Language: EN

como-parsear-html-en-c-con-html-agility-pack

How to parse HTML in C# with HTML Agility Pack

In this post we will see how to parse a web page in Html with C# and read its content comfortably thanks to the HTML Agility Pack library.

Currently, a large amount of information is transmitted to the user through web pages. Providing our program with the ability to do the same is a very useful functionality when it comes to automating processes.

There are many cases where we may need to read HTML. For example, we can automatically check the status of an order, or the tracking of a shipment, or the price variation of a product, among an almost infinite number of applications.

Interpreting HTML text with C# is not too difficult, but we can do it even more easily thanks to the HTML Agility Pack library available at https://html-agility-pack.net/.

For now, the library is Open Source and the code is hosted on https://github.com/zzzprojects/html-agility-pack. And we say, for now, because in the past, the author has turned some of his Open Source libraries into commercial ones.

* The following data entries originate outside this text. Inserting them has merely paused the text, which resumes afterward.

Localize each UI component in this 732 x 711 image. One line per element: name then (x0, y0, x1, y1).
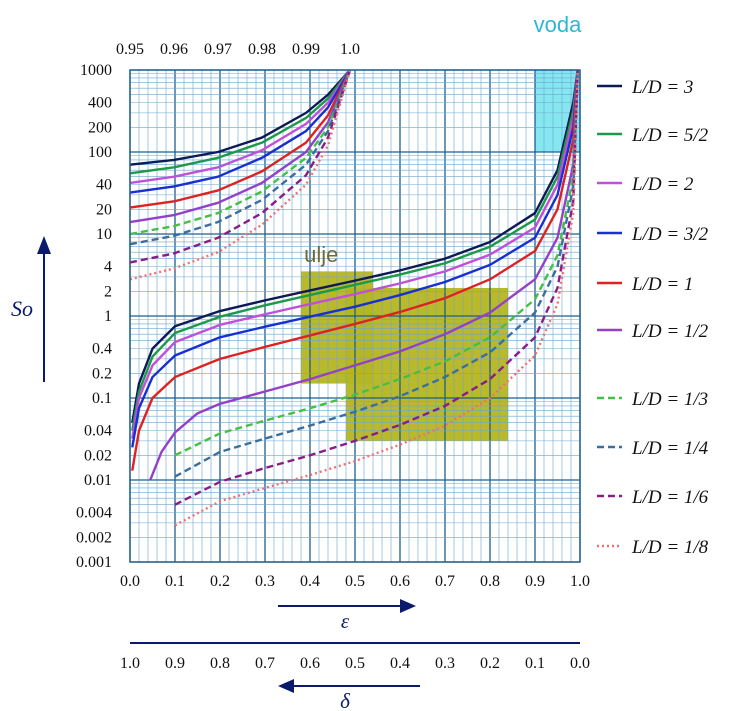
delta-tick-label: 0.0 (570, 655, 590, 672)
legend-label: L/D = 1 (631, 274, 693, 295)
highlight-regions (301, 70, 580, 441)
grid (130, 70, 580, 562)
region-label-ulje: ulje (304, 242, 338, 267)
y-tick-label: 400 (88, 95, 112, 112)
delta-tick-label: 1.0 (120, 655, 140, 672)
delta-tick-label: 0.5 (345, 655, 365, 672)
x-tick-label: 0.4 (300, 573, 320, 590)
top-tick-label: 0.97 (204, 41, 232, 58)
top-tick-label: 0.99 (292, 41, 320, 58)
y-tick-label: 0.001 (76, 554, 112, 571)
x-tick-label: 0.1 (165, 573, 185, 590)
delta-tick-label: 0.7 (255, 655, 275, 672)
x-tick-label: 0.3 (255, 573, 275, 590)
legend-label: L/D = 3/2 (631, 224, 709, 245)
y-tick-label: 1000 (80, 62, 112, 79)
y-tick-label: 0.02 (84, 447, 112, 464)
y-tick-label: 0.4 (92, 341, 112, 358)
legend-label: L/D = 1/4 (631, 438, 709, 459)
top-tick-label: 0.95 (116, 41, 144, 58)
legend-label: L/D = 1/8 (631, 537, 709, 558)
delta-tick-label: 0.2 (480, 655, 500, 672)
delta-tick-label: 0.4 (390, 655, 410, 672)
legend-label: L/D = 1/2 (631, 321, 709, 342)
delta-tick-label: 0.1 (525, 655, 545, 672)
top-tick-label: 0.96 (160, 41, 188, 58)
delta-tick-label: 0.3 (435, 655, 455, 672)
y-tick-label: 40 (96, 177, 112, 194)
y-tick-label: 100 (88, 144, 112, 161)
x-tick-label: 0.7 (435, 573, 455, 590)
y-tick-label: 2 (104, 283, 112, 300)
legend: L/D = 3 L/D = 5/2 L/D = 2 L/D = 3/2 L/D = 1 L… (597, 77, 709, 558)
x-tick-label: 0.2 (210, 573, 230, 590)
legend-label: L/D = 3 (631, 77, 693, 98)
delta-tick-label: 0.6 (300, 655, 320, 672)
so-arrow-head (37, 236, 51, 254)
legend-label: L/D = 1/6 (631, 487, 709, 508)
y-tick-label: 0.01 (84, 472, 112, 489)
legend-label: L/D = 1/3 (631, 389, 708, 410)
x-tick-label: 0.6 (390, 573, 410, 590)
y-tick-label: 0.004 (76, 505, 112, 522)
y-axis-label: So (11, 296, 33, 321)
y-tick-label: 0.2 (92, 365, 112, 382)
legend-label: L/D = 2 (631, 174, 694, 195)
x-tick-label: 0.0 (120, 573, 140, 590)
y-tick-label: 200 (88, 119, 112, 136)
top-tick-label: 1.0 (340, 41, 360, 58)
y-tick-label: 4 (104, 259, 112, 276)
y-tick-label: 0.002 (76, 529, 112, 546)
y-tick-label: 1 (104, 308, 112, 325)
epsilon-arrow-head (400, 599, 416, 613)
y-tick-label: 0.1 (92, 390, 112, 407)
y-tick-label: 0.04 (84, 423, 112, 440)
delta-tick-label: 0.8 (210, 655, 230, 672)
y-tick-label: 10 (96, 226, 112, 243)
region-label-voda: voda (534, 12, 582, 37)
x-tick-label: 0.9 (525, 573, 545, 590)
x-tick-label: 1.0 (570, 573, 590, 590)
delta-arrow-head (278, 679, 294, 693)
x-tick-label: 0.8 (480, 573, 500, 590)
top-tick-label: 0.98 (248, 41, 276, 58)
delta-axis-label: δ (340, 689, 351, 711)
legend-label: L/D = 5/2 (631, 125, 709, 146)
x-tick-label: 0.5 (345, 573, 365, 590)
y-tick-label: 20 (96, 201, 112, 218)
delta-tick-label: 0.9 (165, 655, 185, 672)
x-axis-label: ε (341, 609, 350, 633)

With HTML Agility Pack, we can parse the HTML into a tree of nodes. The library incorporates functions to locate child nodes, or nodes that meet a series of properties, and we can even apply LINQ for searches.

We can load a web page with HTML Agility Pack either from a text file, a string in memory, or directly from the Internet.

// From File
var doc = new HtmlDocument();
doc.Load(filePath);

// From String
var doc = new HtmlDocument();
doc.LoadHtml(html);

// From Web
var url = "http://html-agility-pack.net/";
var web = new HtmlWeb();
var doc = web.Load(url);

Once the document is loaded, we can retrieve one or more nodes using LINQ.

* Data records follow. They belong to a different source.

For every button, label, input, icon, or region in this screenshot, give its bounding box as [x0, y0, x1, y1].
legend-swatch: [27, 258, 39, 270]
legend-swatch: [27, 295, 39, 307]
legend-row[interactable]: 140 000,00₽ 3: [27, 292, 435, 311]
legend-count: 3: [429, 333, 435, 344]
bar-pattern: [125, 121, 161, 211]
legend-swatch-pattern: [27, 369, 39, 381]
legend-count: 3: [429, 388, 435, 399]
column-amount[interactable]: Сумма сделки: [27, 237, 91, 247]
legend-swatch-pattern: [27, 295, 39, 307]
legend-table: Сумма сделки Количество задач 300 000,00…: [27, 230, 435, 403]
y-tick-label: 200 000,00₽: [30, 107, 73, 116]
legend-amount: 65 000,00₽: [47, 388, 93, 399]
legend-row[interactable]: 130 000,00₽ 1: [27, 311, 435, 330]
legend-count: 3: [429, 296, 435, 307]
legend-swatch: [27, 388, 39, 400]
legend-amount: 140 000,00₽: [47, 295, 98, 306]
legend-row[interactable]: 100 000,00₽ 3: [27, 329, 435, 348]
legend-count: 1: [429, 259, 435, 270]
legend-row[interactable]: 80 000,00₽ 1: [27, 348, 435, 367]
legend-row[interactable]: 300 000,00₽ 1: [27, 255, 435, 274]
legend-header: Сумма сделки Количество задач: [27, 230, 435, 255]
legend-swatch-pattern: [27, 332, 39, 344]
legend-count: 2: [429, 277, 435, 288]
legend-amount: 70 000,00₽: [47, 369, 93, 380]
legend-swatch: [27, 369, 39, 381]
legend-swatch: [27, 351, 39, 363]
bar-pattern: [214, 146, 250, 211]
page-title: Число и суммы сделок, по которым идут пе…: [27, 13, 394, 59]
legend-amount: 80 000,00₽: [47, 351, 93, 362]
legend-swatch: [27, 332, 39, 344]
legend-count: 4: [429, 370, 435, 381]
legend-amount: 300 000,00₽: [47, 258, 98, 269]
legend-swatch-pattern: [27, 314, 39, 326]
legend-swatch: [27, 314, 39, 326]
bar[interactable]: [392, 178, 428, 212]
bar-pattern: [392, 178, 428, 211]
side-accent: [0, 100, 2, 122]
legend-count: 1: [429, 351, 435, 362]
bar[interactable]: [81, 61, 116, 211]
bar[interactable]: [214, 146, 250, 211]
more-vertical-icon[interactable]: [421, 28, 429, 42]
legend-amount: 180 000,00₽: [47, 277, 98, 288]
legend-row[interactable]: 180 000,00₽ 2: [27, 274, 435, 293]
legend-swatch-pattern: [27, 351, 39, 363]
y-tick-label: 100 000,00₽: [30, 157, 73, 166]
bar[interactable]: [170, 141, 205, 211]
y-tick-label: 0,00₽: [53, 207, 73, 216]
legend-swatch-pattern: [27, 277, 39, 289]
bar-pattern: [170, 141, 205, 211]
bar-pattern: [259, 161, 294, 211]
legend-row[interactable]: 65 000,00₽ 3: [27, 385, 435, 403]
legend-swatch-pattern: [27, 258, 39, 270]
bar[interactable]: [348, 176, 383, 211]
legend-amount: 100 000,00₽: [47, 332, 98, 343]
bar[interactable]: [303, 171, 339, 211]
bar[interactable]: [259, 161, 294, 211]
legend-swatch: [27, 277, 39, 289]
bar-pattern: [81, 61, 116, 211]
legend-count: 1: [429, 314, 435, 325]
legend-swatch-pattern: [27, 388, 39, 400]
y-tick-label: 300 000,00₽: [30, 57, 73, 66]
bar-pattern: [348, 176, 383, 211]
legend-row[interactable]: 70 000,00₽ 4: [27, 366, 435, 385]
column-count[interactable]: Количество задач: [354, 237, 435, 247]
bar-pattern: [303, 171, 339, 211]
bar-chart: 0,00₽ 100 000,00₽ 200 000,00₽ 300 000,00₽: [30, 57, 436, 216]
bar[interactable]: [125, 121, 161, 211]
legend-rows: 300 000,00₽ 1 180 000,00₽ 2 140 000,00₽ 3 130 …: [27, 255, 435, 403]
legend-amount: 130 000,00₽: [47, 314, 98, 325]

var node = htmlDoc.DocumentNode.SelectSingleNode("//head/title");
var nodes = doc.DocumentNode.SelectNodes("//article")

Once we have a node, we can use HTML Agility Pack to find its child nodes or read its content, including attributes, name, class, text, etc.

node.Descendants("a").First().Attributes["data-price"].Value
node.Name
node.OuterHtml
node.InnerText

If the content of the node is encoded as HTML (which is normal), we can “clean it” to convert it into “normal” text with the help of the ‘HtmlDecode’ function from the ‘System.Net.WebUtility’ assembly.

System.Net.WebUtility.HtmlDecode(node.Descendants("a").First().InnerText);

However, with HTML Agility Pack, we can only read the HTML code of the page but it does not execute the associated JavaScript. This is a problem in current dynamic pages, where the initially loaded HTML code (which is sometimes practically empty) is modified by the JavaScript.

One possible solution is to load the Web page into a WebViewer control, which does execute the scripts of the page, and parse the content of the WebViewer with HTML Agility Pack.

In any case, a useful tool in a multitude of applications, which is worth having in our inventory of favorite libraries.